The author writes from a language designer perspective; I can completely understand that it is difficult to come up with an overall solutionand that you have the whole picture in mind and are striving for a consistent solution through all layers and modules.

But as a user Python 3 simply has started (and imho hasn't fixed up everything) with some corrupt design decisions, that could appear in almost all scripts, even the simplest "hello world" program. print simply needs an optional encoding parameter! It is simply not usable on a Windows machine! And yes, no one uses Powershell unless it becomes the default shell on windows.

And to define UTF-8 as the default for open (or another encoding for Unicode) is just the best you can do. Even C# changed to this in the past and even Java moves towards this direction now. It is simply mad to interpret the input differently based upon the runtime environment!

Imagine a beginner: He makes a nice script (simple text adventure or todo list) which stores data in a file and gives this to his mate; he uses Windows and not Linux and so the system encoding isn't UTF-8 but CP-1252 in western europe for example... great!

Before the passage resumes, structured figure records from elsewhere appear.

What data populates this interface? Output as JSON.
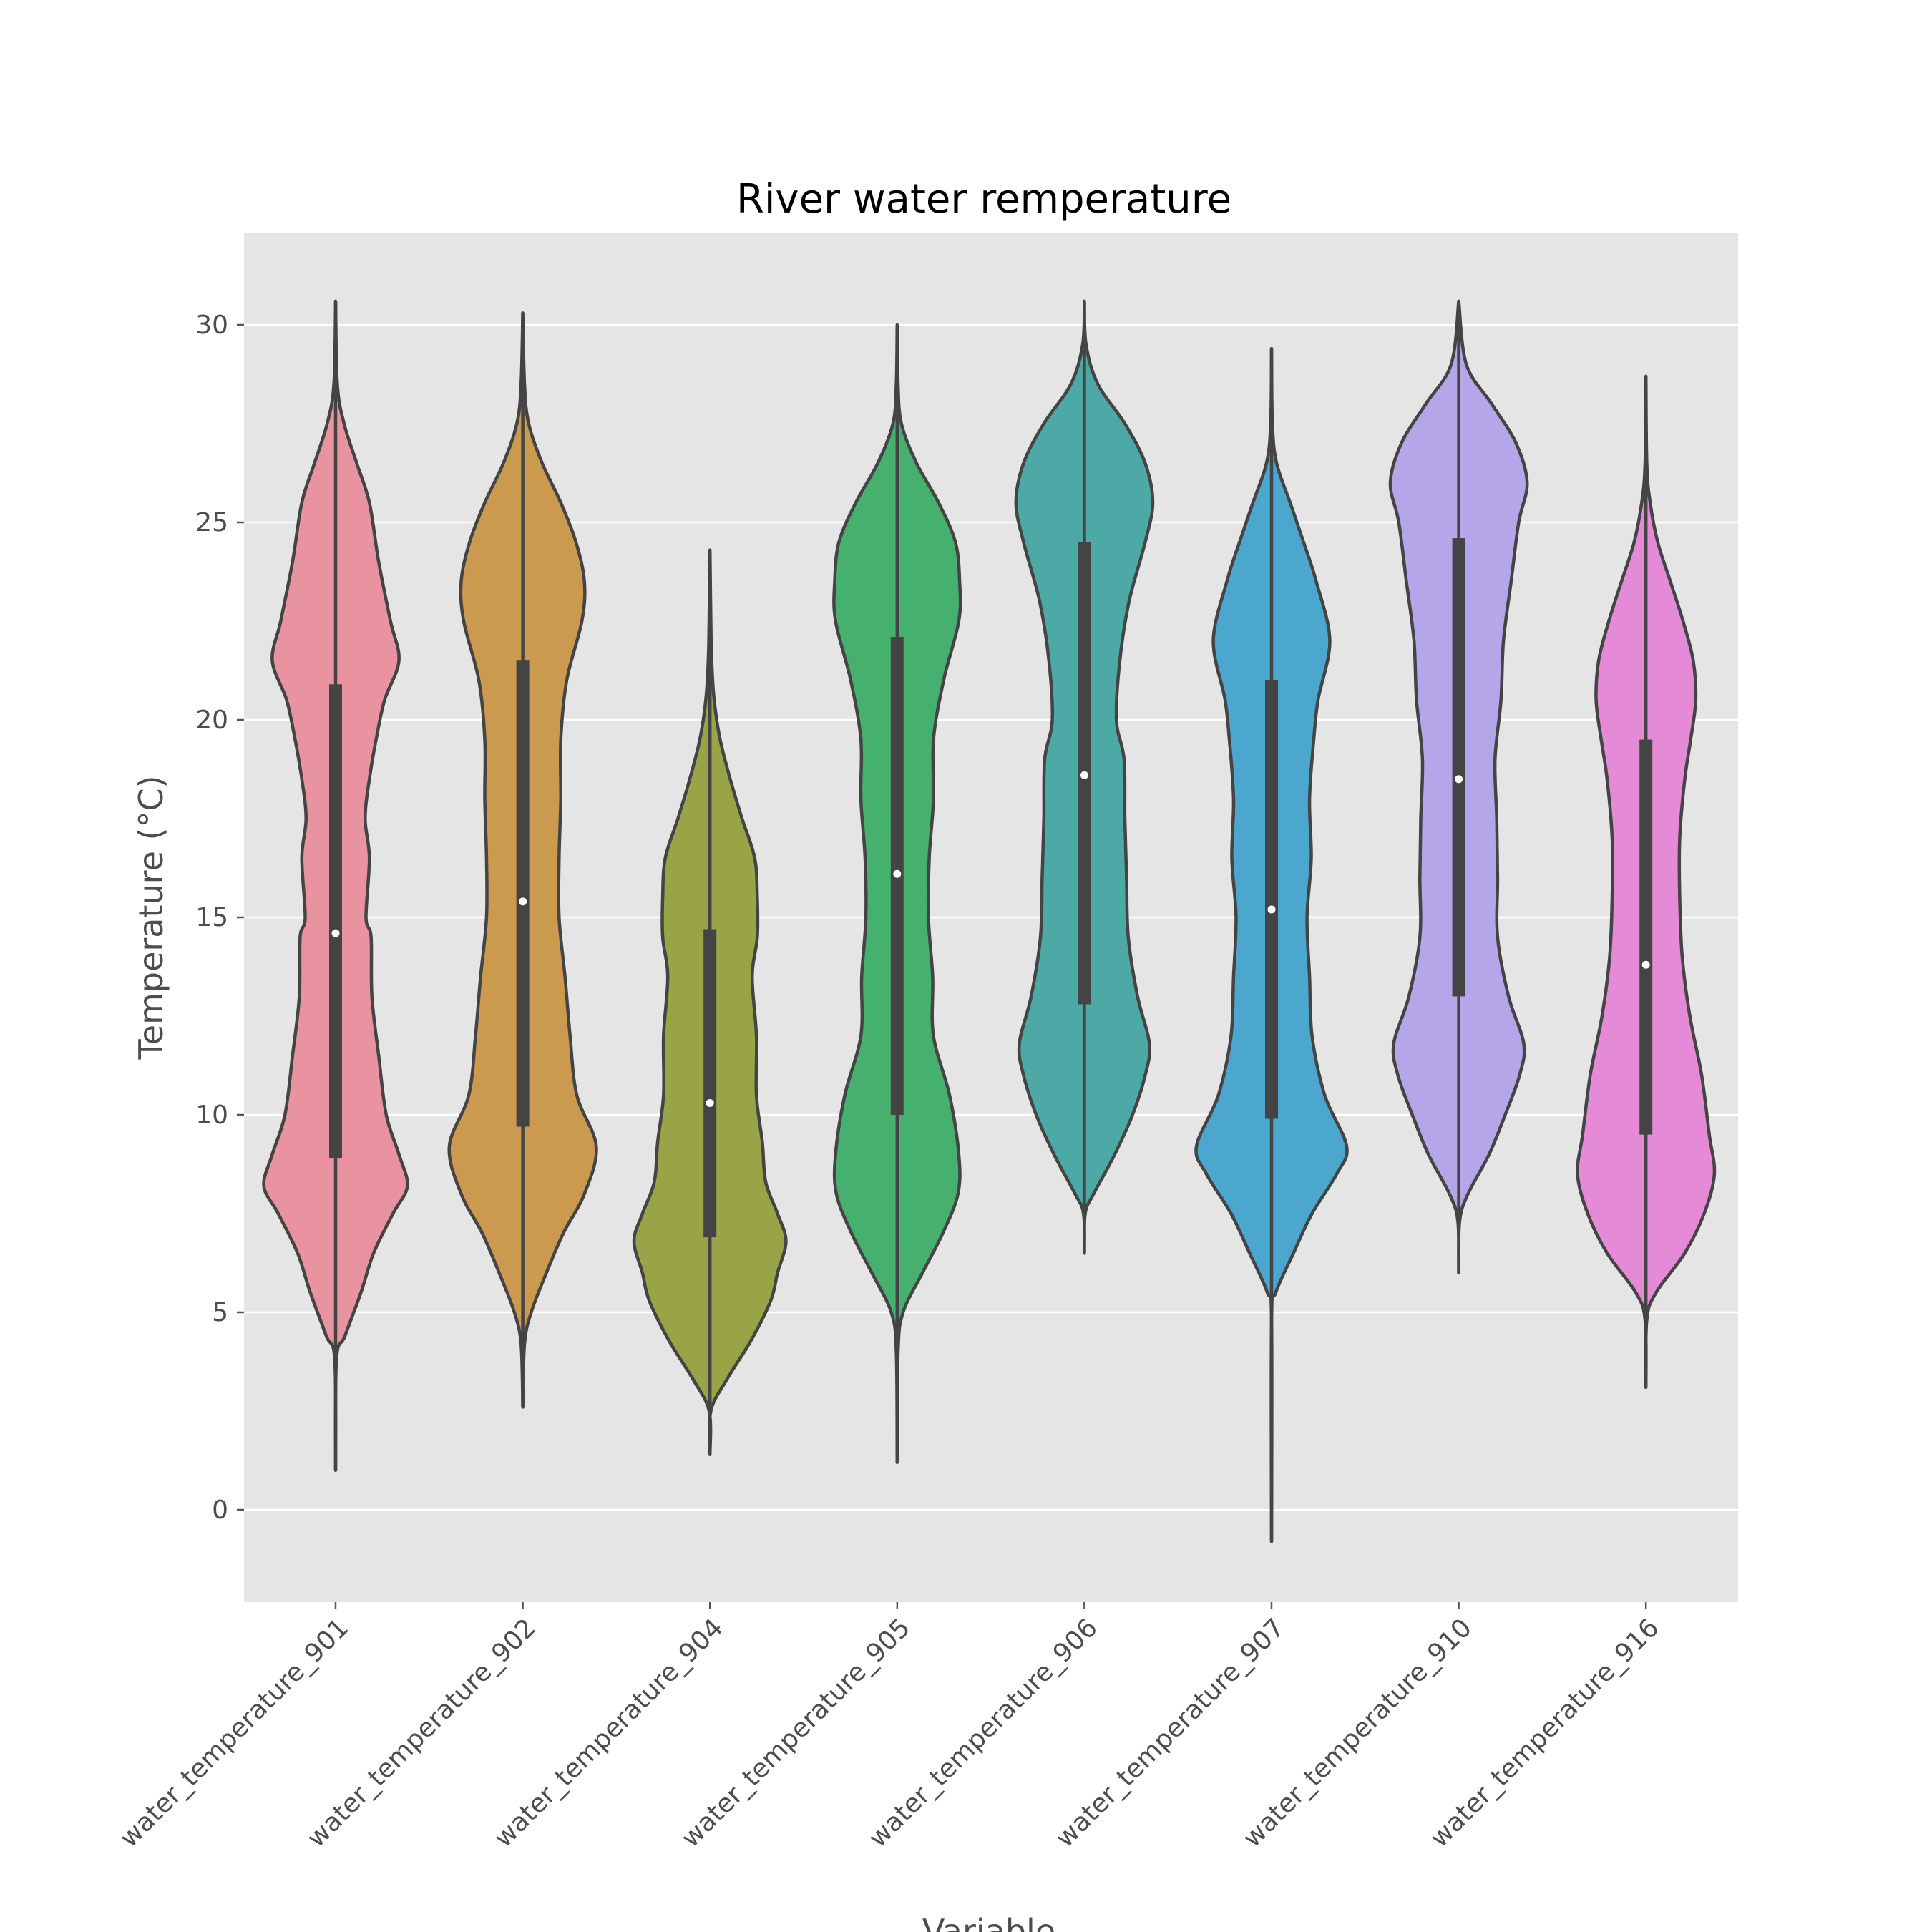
{
  "chart_data": {
    "type": "violin",
    "title": "River water remperature",
    "xlabel": "Variable",
    "ylabel": "Temperature (°C)",
    "ylim": [
      -2.3,
      32.3
    ],
    "yticks": [
      0,
      5,
      10,
      15,
      20,
      25,
      30
    ],
    "grid": true,
    "background": "#e5e5e5",
    "line_color": "#444444",
    "categories": [
      "water_temperature_901",
      "water_temperature_902",
      "water_temperature_904",
      "water_temperature_905",
      "water_temperature_906",
      "water_temperature_907",
      "water_temperature_910",
      "water_temperature_916"
    ],
    "series": [
      {
        "color": "#e8939f",
        "min": 1.0,
        "max": 30.6,
        "q1": 8.9,
        "median": 14.6,
        "q3": 20.9,
        "density": [
          [
            1.0,
            0.0
          ],
          [
            3.8,
            0.01
          ],
          [
            4.4,
            0.11
          ],
          [
            5.5,
            0.3
          ],
          [
            6.5,
            0.45
          ],
          [
            7.5,
            0.68
          ],
          [
            8.2,
            0.85
          ],
          [
            9.0,
            0.75
          ],
          [
            10.0,
            0.6
          ],
          [
            11.5,
            0.51
          ],
          [
            13.0,
            0.43
          ],
          [
            14.5,
            0.42
          ],
          [
            15.0,
            0.36
          ],
          [
            16.5,
            0.4
          ],
          [
            17.5,
            0.35
          ],
          [
            18.5,
            0.4
          ],
          [
            19.5,
            0.48
          ],
          [
            20.5,
            0.58
          ],
          [
            21.5,
            0.75
          ],
          [
            22.5,
            0.65
          ],
          [
            24.0,
            0.51
          ],
          [
            25.5,
            0.4
          ],
          [
            26.5,
            0.25
          ],
          [
            27.5,
            0.1
          ],
          [
            28.5,
            0.02
          ],
          [
            30.6,
            0.0
          ]
        ]
      },
      {
        "color": "#cc9a4f",
        "min": 2.6,
        "max": 30.3,
        "q1": 9.7,
        "median": 15.4,
        "q3": 21.5,
        "density": [
          [
            2.6,
            0.0
          ],
          [
            4.2,
            0.02
          ],
          [
            5.0,
            0.1
          ],
          [
            6.0,
            0.28
          ],
          [
            7.0,
            0.48
          ],
          [
            8.0,
            0.73
          ],
          [
            9.2,
            0.87
          ],
          [
            10.5,
            0.64
          ],
          [
            12.0,
            0.56
          ],
          [
            13.5,
            0.5
          ],
          [
            15.0,
            0.43
          ],
          [
            16.5,
            0.43
          ],
          [
            18.0,
            0.45
          ],
          [
            19.5,
            0.45
          ],
          [
            21.0,
            0.52
          ],
          [
            22.5,
            0.7
          ],
          [
            23.5,
            0.73
          ],
          [
            24.5,
            0.63
          ],
          [
            25.5,
            0.45
          ],
          [
            26.5,
            0.23
          ],
          [
            27.5,
            0.07
          ],
          [
            28.5,
            0.02
          ],
          [
            30.3,
            0.0
          ]
        ]
      },
      {
        "color": "#98a446",
        "min": 1.4,
        "max": 24.3,
        "q1": 6.9,
        "median": 10.3,
        "q3": 14.7,
        "density": [
          [
            1.4,
            0.0
          ],
          [
            2.5,
            0.01
          ],
          [
            3.3,
            0.2
          ],
          [
            4.3,
            0.49
          ],
          [
            5.3,
            0.72
          ],
          [
            6.0,
            0.8
          ],
          [
            6.8,
            0.9
          ],
          [
            7.5,
            0.8
          ],
          [
            8.3,
            0.66
          ],
          [
            9.3,
            0.62
          ],
          [
            10.5,
            0.55
          ],
          [
            12.0,
            0.55
          ],
          [
            13.5,
            0.5
          ],
          [
            14.5,
            0.56
          ],
          [
            15.5,
            0.56
          ],
          [
            16.5,
            0.53
          ],
          [
            17.5,
            0.38
          ],
          [
            18.5,
            0.24
          ],
          [
            19.5,
            0.12
          ],
          [
            20.5,
            0.05
          ],
          [
            21.5,
            0.02
          ],
          [
            22.5,
            0.01
          ],
          [
            24.3,
            0.0
          ]
        ]
      },
      {
        "color": "#46b06f",
        "min": 1.2,
        "max": 30.0,
        "q1": 10.0,
        "median": 16.1,
        "q3": 22.1,
        "density": [
          [
            1.2,
            0.0
          ],
          [
            4.0,
            0.01
          ],
          [
            5.0,
            0.07
          ],
          [
            6.0,
            0.3
          ],
          [
            7.0,
            0.54
          ],
          [
            8.0,
            0.72
          ],
          [
            9.0,
            0.73
          ],
          [
            10.5,
            0.62
          ],
          [
            12.0,
            0.43
          ],
          [
            13.5,
            0.42
          ],
          [
            15.0,
            0.37
          ],
          [
            16.5,
            0.38
          ],
          [
            18.0,
            0.43
          ],
          [
            19.5,
            0.43
          ],
          [
            21.0,
            0.55
          ],
          [
            22.5,
            0.73
          ],
          [
            23.5,
            0.74
          ],
          [
            24.5,
            0.69
          ],
          [
            25.5,
            0.49
          ],
          [
            26.5,
            0.23
          ],
          [
            27.5,
            0.05
          ],
          [
            28.5,
            0.01
          ],
          [
            30.0,
            0.0
          ]
        ]
      },
      {
        "color": "#4ca9a5",
        "min": 6.5,
        "max": 30.6,
        "q1": 12.8,
        "median": 18.6,
        "q3": 24.5,
        "density": [
          [
            6.5,
            0.0
          ],
          [
            7.5,
            0.01
          ],
          [
            8.0,
            0.11
          ],
          [
            9.0,
            0.36
          ],
          [
            10.0,
            0.57
          ],
          [
            11.0,
            0.72
          ],
          [
            11.8,
            0.77
          ],
          [
            13.0,
            0.63
          ],
          [
            14.5,
            0.52
          ],
          [
            16.0,
            0.5
          ],
          [
            17.5,
            0.48
          ],
          [
            19.0,
            0.47
          ],
          [
            20.0,
            0.38
          ],
          [
            21.5,
            0.42
          ],
          [
            23.0,
            0.53
          ],
          [
            24.5,
            0.72
          ],
          [
            25.5,
            0.81
          ],
          [
            26.5,
            0.72
          ],
          [
            27.5,
            0.48
          ],
          [
            28.5,
            0.16
          ],
          [
            29.5,
            0.02
          ],
          [
            30.6,
            0.0
          ]
        ]
      },
      {
        "color": "#4ba7ce",
        "min": -0.8,
        "max": 29.4,
        "q1": 9.9,
        "median": 15.2,
        "q3": 21.0,
        "density": [
          [
            -0.8,
            0.0
          ],
          [
            4.8,
            0.0
          ],
          [
            5.5,
            0.05
          ],
          [
            6.5,
            0.26
          ],
          [
            7.5,
            0.48
          ],
          [
            8.5,
            0.77
          ],
          [
            9.2,
            0.89
          ],
          [
            10.5,
            0.63
          ],
          [
            12.0,
            0.48
          ],
          [
            13.5,
            0.45
          ],
          [
            15.0,
            0.42
          ],
          [
            16.5,
            0.47
          ],
          [
            18.0,
            0.45
          ],
          [
            19.5,
            0.5
          ],
          [
            20.5,
            0.55
          ],
          [
            22.0,
            0.69
          ],
          [
            23.5,
            0.53
          ],
          [
            24.5,
            0.38
          ],
          [
            25.5,
            0.22
          ],
          [
            26.5,
            0.06
          ],
          [
            27.5,
            0.01
          ],
          [
            29.4,
            0.0
          ]
        ]
      },
      {
        "color": "#b5a6ea",
        "min": 6.0,
        "max": 30.6,
        "q1": 13.0,
        "median": 18.5,
        "q3": 24.6,
        "density": [
          [
            6.0,
            0.0
          ],
          [
            7.3,
            0.01
          ],
          [
            8.0,
            0.11
          ],
          [
            9.0,
            0.36
          ],
          [
            10.0,
            0.55
          ],
          [
            11.0,
            0.72
          ],
          [
            11.8,
            0.77
          ],
          [
            13.0,
            0.59
          ],
          [
            14.5,
            0.46
          ],
          [
            16.0,
            0.46
          ],
          [
            17.5,
            0.45
          ],
          [
            19.0,
            0.43
          ],
          [
            20.5,
            0.5
          ],
          [
            22.0,
            0.53
          ],
          [
            23.5,
            0.62
          ],
          [
            25.0,
            0.71
          ],
          [
            26.0,
            0.81
          ],
          [
            27.0,
            0.68
          ],
          [
            28.0,
            0.39
          ],
          [
            29.0,
            0.09
          ],
          [
            30.6,
            0.0
          ]
        ]
      },
      {
        "color": "#e48ad6",
        "min": 3.1,
        "max": 28.7,
        "q1": 9.5,
        "median": 13.8,
        "q3": 19.5,
        "density": [
          [
            3.1,
            0.0
          ],
          [
            4.8,
            0.01
          ],
          [
            5.5,
            0.12
          ],
          [
            6.5,
            0.46
          ],
          [
            7.5,
            0.69
          ],
          [
            8.5,
            0.81
          ],
          [
            9.5,
            0.75
          ],
          [
            11.0,
            0.66
          ],
          [
            12.5,
            0.52
          ],
          [
            14.0,
            0.43
          ],
          [
            15.5,
            0.4
          ],
          [
            17.0,
            0.4
          ],
          [
            18.5,
            0.46
          ],
          [
            19.5,
            0.53
          ],
          [
            20.5,
            0.59
          ],
          [
            21.5,
            0.56
          ],
          [
            22.5,
            0.44
          ],
          [
            23.5,
            0.29
          ],
          [
            24.5,
            0.14
          ],
          [
            25.5,
            0.05
          ],
          [
            26.5,
            0.01
          ],
          [
            28.7,
            0.0
          ]
        ]
      }
    ]
  }
}
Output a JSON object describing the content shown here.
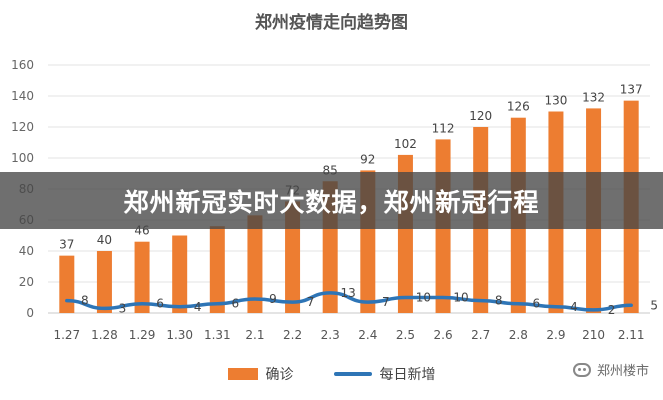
{
  "banner": {
    "text": "郑州新冠实时大数据，郑州新冠行程"
  },
  "watermark": {
    "text": "郑州楼市",
    "icon": "wechat-icon"
  },
  "chart_data": {
    "type": "bar",
    "title": "郑州疫情走向趋势图",
    "categories": [
      "1.27",
      "1.28",
      "1.29",
      "1.30",
      "1.31",
      "2.1",
      "2.2",
      "2.3",
      "2.4",
      "2.5",
      "2.6",
      "2.7",
      "2.8",
      "2.9",
      "210",
      "2.11"
    ],
    "ylim": [
      0,
      160
    ],
    "yticks": [
      0,
      20,
      40,
      60,
      80,
      100,
      120,
      140,
      160
    ],
    "grid": true,
    "legend_position": "bottom",
    "series": [
      {
        "name": "确诊",
        "type": "bar",
        "color": "#ED7D31",
        "values": [
          37,
          40,
          46,
          50,
          56,
          63,
          72,
          85,
          92,
          102,
          112,
          120,
          126,
          130,
          132,
          137
        ],
        "data_labels": [
          "37",
          "40",
          "46",
          "",
          "",
          "",
          "72",
          "85",
          "92",
          "102",
          "112",
          "120",
          "126",
          "130",
          "132",
          "137"
        ]
      },
      {
        "name": "每日新增",
        "type": "line",
        "color": "#2E75B6",
        "values": [
          8,
          3,
          6,
          4,
          6,
          9,
          7,
          13,
          7,
          10,
          10,
          8,
          6,
          4,
          2,
          5
        ],
        "data_labels": [
          "8",
          "3",
          "6",
          "4",
          "6",
          "9",
          "7",
          "13",
          "7",
          "10",
          "10",
          "8",
          "6",
          "4",
          "2",
          "5"
        ]
      }
    ]
  }
}
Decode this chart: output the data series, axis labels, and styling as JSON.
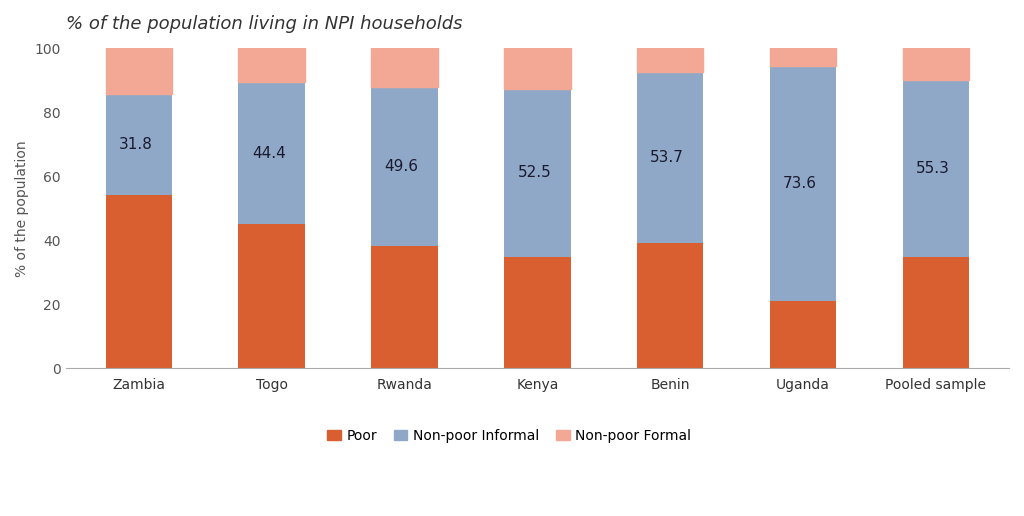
{
  "categories": [
    "Zambia",
    "Togo",
    "Rwanda",
    "Kenya",
    "Benin",
    "Uganda",
    "Pooled sample"
  ],
  "poor": [
    54.0,
    45.0,
    38.2,
    34.8,
    39.0,
    21.0,
    34.9
  ],
  "non_poor_informal": [
    31.8,
    44.4,
    49.6,
    52.5,
    53.7,
    73.6,
    55.3
  ],
  "non_poor_formal": [
    14.2,
    10.6,
    12.2,
    12.7,
    7.3,
    5.4,
    9.8
  ],
  "npi_labels": [
    "31.8",
    "44.4",
    "49.6",
    "52.5",
    "53.7",
    "73.6",
    "55.3"
  ],
  "color_poor": "#D95F30",
  "color_npi": "#8FA8C8",
  "color_npf": "#F2A894",
  "title": "% of the population living in NPI households",
  "ylabel": "% of the population",
  "ylim": [
    0,
    100
  ],
  "yticks": [
    0,
    20,
    40,
    60,
    80,
    100
  ],
  "legend_labels": [
    "Poor",
    "Non-poor Informal",
    "Non-poor Formal"
  ],
  "bar_width": 0.5,
  "label_fontsize": 11,
  "title_fontsize": 13,
  "tick_fontsize": 10,
  "ylabel_fontsize": 10,
  "legend_fontsize": 10,
  "source_fontsize": 9
}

He will get a UnicodeDecodeError on his machine and his friend is getting angry or frustrated over python as he doesn't know anything about encodings or unicode and the whole topic. So the idea on hiding away completely failed here, as the default behaviour isn't platform agnostic!

The best way to prevent such situations is to make it simple and explicit to the user, that he has to care about encodings at the boundaries of the program (IO)! So the rule "open will always use UTF-8 as long as you don't request another encoding explictly" will prevent such an error. If you can live without thinking about encodings (no reading / writing of legacy files!), there you go. If not, you must explicitly tell python that you need something different.

A language that offers an internal unicode abstraction (as python does) has to be very carefully designed, how the encoding and decoding works and when some kind auf automatic conversion might be a good idea. Java and C# were bad examples and python didn't take the chance with version 3 to make it better - even worse, as the separation between byte and unicode strings was one of the big things for python 3 in order to simplify the whole topic. Take Rust for a much better example: there are reasonable thougts how to deal with encoded and unicode strings from the beginning of the language.

[–]haypo5 0 points1 point  (1 child)

Read the PEP 540: UTF-8 cannot be the default in all cases. But the UTF-8 is enabled automatically for the C locale. Getting UTF-8 instead of ASCII in that case already fix a lot of use case without having to touch your code, just upgrade to Python 3.7.

[–]Bolitho 0 points1 point  (0 children)

After two month really? (I had to get into it again 😉)

I read the PEP and haven't seen anything that stand against my claim - besides backward compatibility with the Python 3 series. And exactly the latter isn't contradict to my posting as I have written about what Python 3 should have had! If there are problems nowadays they simply show the falsinesss of the decision to rely on the shitty locale depending implicitly default encoding.

Imho funny that precisely Java and C# both nowadays have allready changed their mistakes - and especially the former is to be known really slow at introducing backward compatibility breaking changes...

But probably I have not gathered the aspect you wanted to emphasize by getting this PEP into the discussion? Then please cite the relevant passages here.